2. Add Two Numbers | LeetCode Solutions

Problem Description

You are given two non-empty linked lists representing two non-negative integers. The digits are stored in reverse order, and each node contains a single digit. Add the two numbers and return the sum as a linked list.

You may assume the two numbers do not contain any leading zero, except the number 0 itself.

Example:

Input: l1 = [2,4,3], l2 = [5,6,4]
Output: [7,0,8]
Explanation: 342 + 465 = 807.

Solution Approach

We can solve this problem by simulating the addition process digit by digit:

Initialize a dummy head node to simplify the edge cases
Maintain a current pointer and a carry value
Iterate through both lists simultaneously:

Get values from current nodes or 0 if a list ends
Calculate sum: v1 + v2 + carry
Update carry and the digit for the current node
Move to the next nodes in both lists

After iteration, if there's a remaining carry, add one more node
Return the linked list starting from dummy.next

Time Complexity: O(max(m, n)) where m and n are the lengths of the two linked lists.
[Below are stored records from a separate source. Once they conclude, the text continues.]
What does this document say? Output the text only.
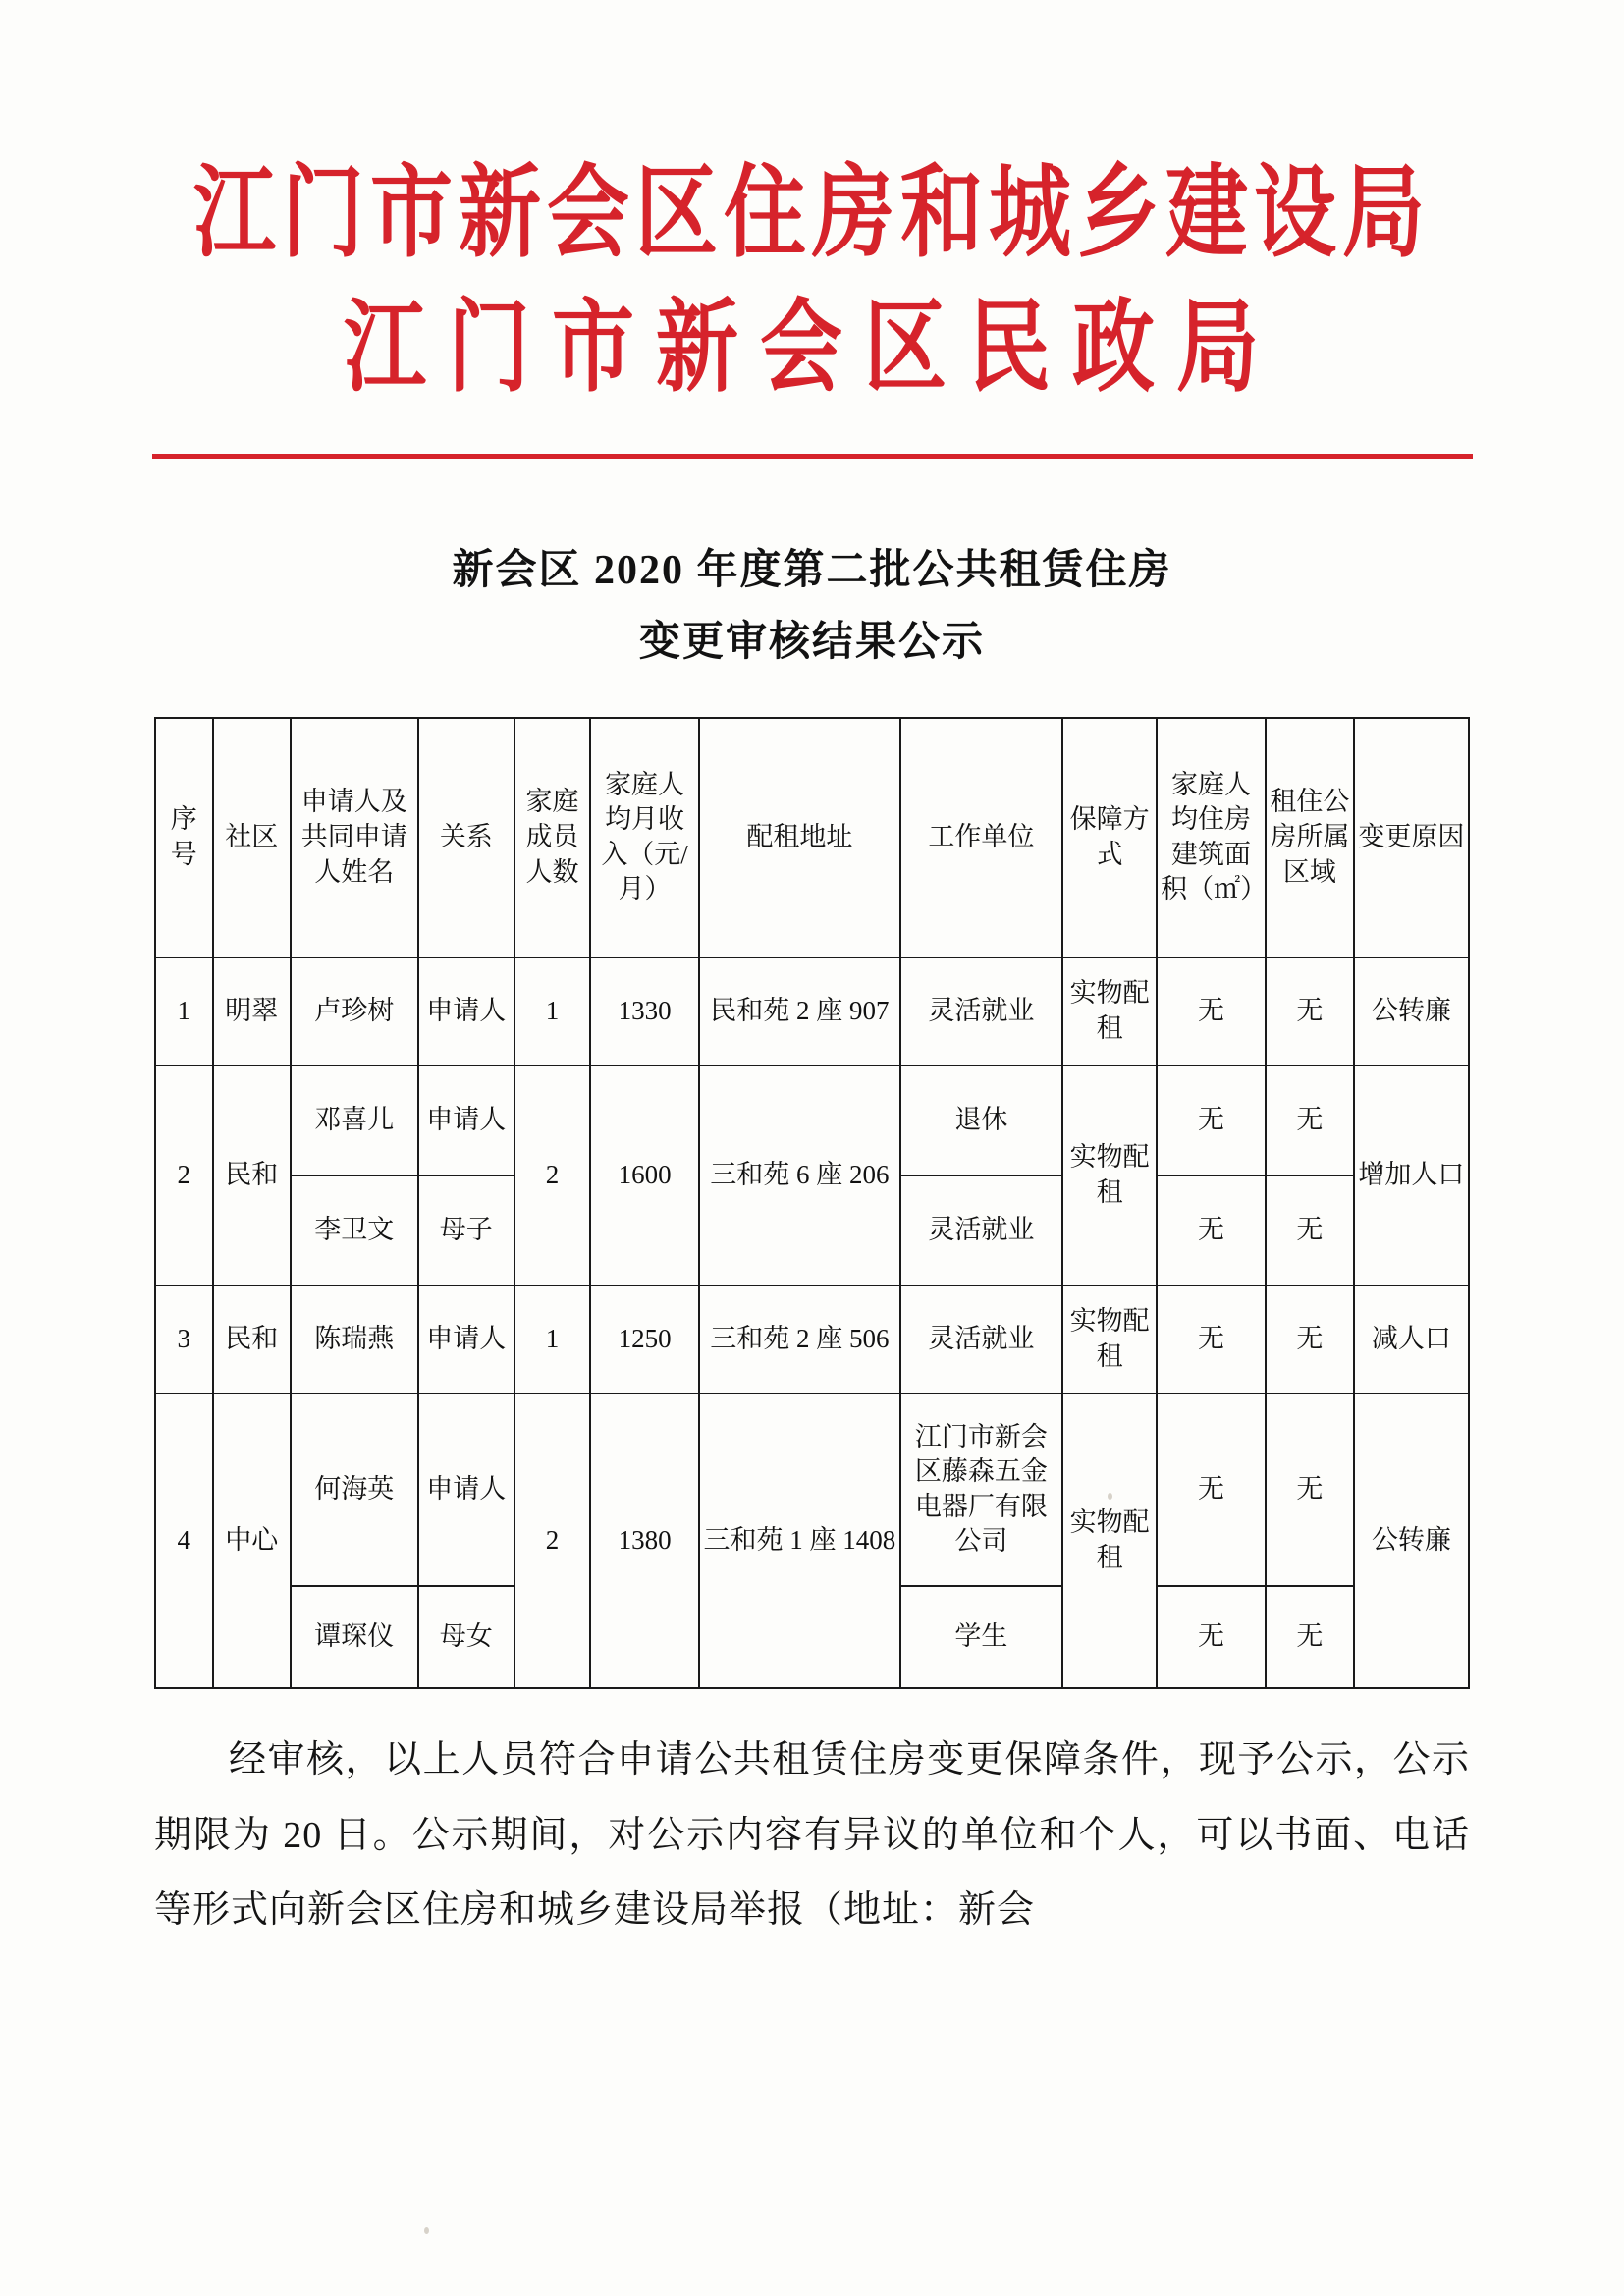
江门市新会区住房和城乡建设局
江门市新会区民政局
新会区 2020 年度第二批公共租赁住房
变更审核结果公示
序号	社区	申请人及共同申请人姓名	关系	家庭成员人数	家庭人均月收入（元/月）	配租地址	工作单位	保障方式	家庭人均住房建筑面积（㎡）	租住公房所属区域	变更原因
1	明翠	卢珍树	申请人	1	1330	民和苑 2 座 907	灵活就业	实物配租	无	无	公转廉
2	民和	邓喜儿	申请人	2	1600	三和苑 6 座 206	退休	实物配租	无	无	增加人口
		李卫文	母子				灵活就业		无	无	
3	民和	陈瑞燕	申请人	1	1250	三和苑 2 座 506	灵活就业	实物配租	无	无	减人口
4	中心	何海英	申请人	2	1380	三和苑 1 座 1408	江门市新会区藤森五金电器厂有限公司	实物配租	无	无	公转廉
		谭琛仪	母女				学生		无	无	

经审核，以上人员符合申请公共租赁住房变更保障条件，现予公示，公示期限为 20 日。公示期间，对公示内容有异议的单位和个人，可以书面、电话等形式向新会区住房和城乡建设局举报（地址：新会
Space Complexity: O(max(m, n)) for the result linked list.

Python Implementation:

class ListNode:
    def __init__(self, val=0, next=None):
        self.val = val
        self.next = next

class Solution:
    def addTwoNumbers(self, l1: ListNode, l2: ListNode) -> ListNode:
        dummy = ListNode(0)
        cur, carry = dummy, 0
        
        while l1 or l2 or carry:
            v1 = l1.val if l1 else 0
            v2 = l2.val if l2 else 0
            
            # Calculate new digit and carry
            carry, out = divmod(v1 + v2 + carry, 10)
            
            # Create new node with the calculated digit
            cur.next = ListNode(out)
            cur = cur.next
            
            # Move to next nodes
            l1 = l1.next if l1 else None
            l2 = l2.next if l2 else None
            
        return dummy.next